I am a 48 year old runner. Three years ago I ran my first half marathon and have not looked back since. I am married, have two grown son's. I work at Toyota motor manufacturing Texas building Tundra's and Tacoma's as a skilled team leader in the press department.
This entry was posted in Advanced Runner, Beginner Runner, Marathon Training, Nutrition, Running Coach, Uncategorized and tagged , , , , , . Bookmark the permalink.

2 Responses to Marathon Carbohydrate Loading

  1. Laurel says:

    Great post! It’s funny how many misconceptions about carbo-loading there are.
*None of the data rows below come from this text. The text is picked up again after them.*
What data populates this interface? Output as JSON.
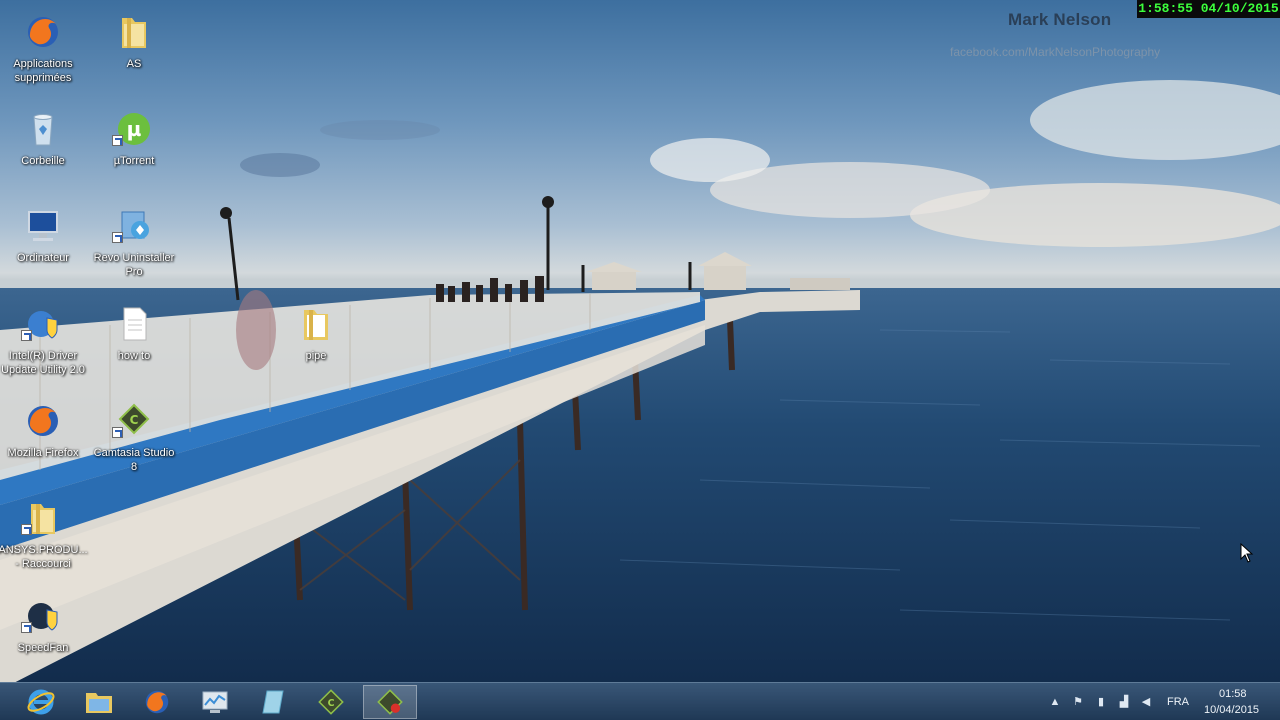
{
  "overlay": {
    "photographer": "Mark Nelson",
    "photographer_url": "facebook.com/MarkNelsonPhotography",
    "recording_clock": "1:58:55  04/10/2015"
  },
  "desktop_icons": [
    {
      "label": "Applications\nsupprimées",
      "icon": "firefox-icon"
    },
    {
      "label": "AS",
      "icon": "folder-icon"
    },
    {
      "label": "Corbeille",
      "icon": "recycle-bin-icon"
    },
    {
      "label": "µTorrent",
      "icon": "utorrent-icon"
    },
    {
      "label": "Ordinateur",
      "icon": "computer-icon"
    },
    {
      "label": "Revo Uninstaller\nPro",
      "icon": "revo-uninstaller-icon"
    },
    {
      "label": "Intel(R) Driver\nUpdate Utility 2.0",
      "icon": "intel-driver-icon"
    },
    {
      "label": "how to",
      "icon": "text-document-icon"
    },
    {
      "label": "pipe",
      "icon": "folder-icon"
    },
    {
      "label": "Mozilla Firefox",
      "icon": "firefox-icon"
    },
    {
      "label": "Camtasia Studio\n8",
      "icon": "camtasia-icon"
    },
    {
      "label": "ANSYS.PRODU...\n- Raccourci",
      "icon": "folder-shortcut-icon"
    },
    {
      "label": "SpeedFan",
      "icon": "speedfan-icon"
    }
  ],
  "taskbar": {
    "pinned": [
      {
        "name": "internet-explorer",
        "icon": "internet-explorer-icon",
        "active": false
      },
      {
        "name": "file-explorer",
        "icon": "file-explorer-icon",
        "active": false
      },
      {
        "name": "firefox",
        "icon": "firefox-icon",
        "active": false
      },
      {
        "name": "performance-monitor",
        "icon": "performance-monitor-icon",
        "active": false
      },
      {
        "name": "notepad",
        "icon": "notepad-icon",
        "active": false
      },
      {
        "name": "camtasia-studio",
        "icon": "camtasia-icon",
        "active": false
      },
      {
        "name": "camtasia-recorder",
        "icon": "camtasia-recorder-icon",
        "active": true
      }
    ],
    "tray": {
      "language": "FRA",
      "time": "01:58",
      "date": "10/04/2015"
    }
  },
  "colors": {
    "taskbar": "#1f3d5e",
    "sea": "#1e3f66",
    "pier_blue": "#2f78c2",
    "clock_green": "#3cff3c"
  }
}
Many people view it as just eating more than normal and don’t understand the science behind it.

    • Coach Bill says:

      Thanks, we all have to learn. I am amazed when I go to a race and talk with other runners how little they know about eating to fuel your body. They will train hard, run in the rain, do track workouts, plan for 4 months and work hard, then goof it all up three days before a race.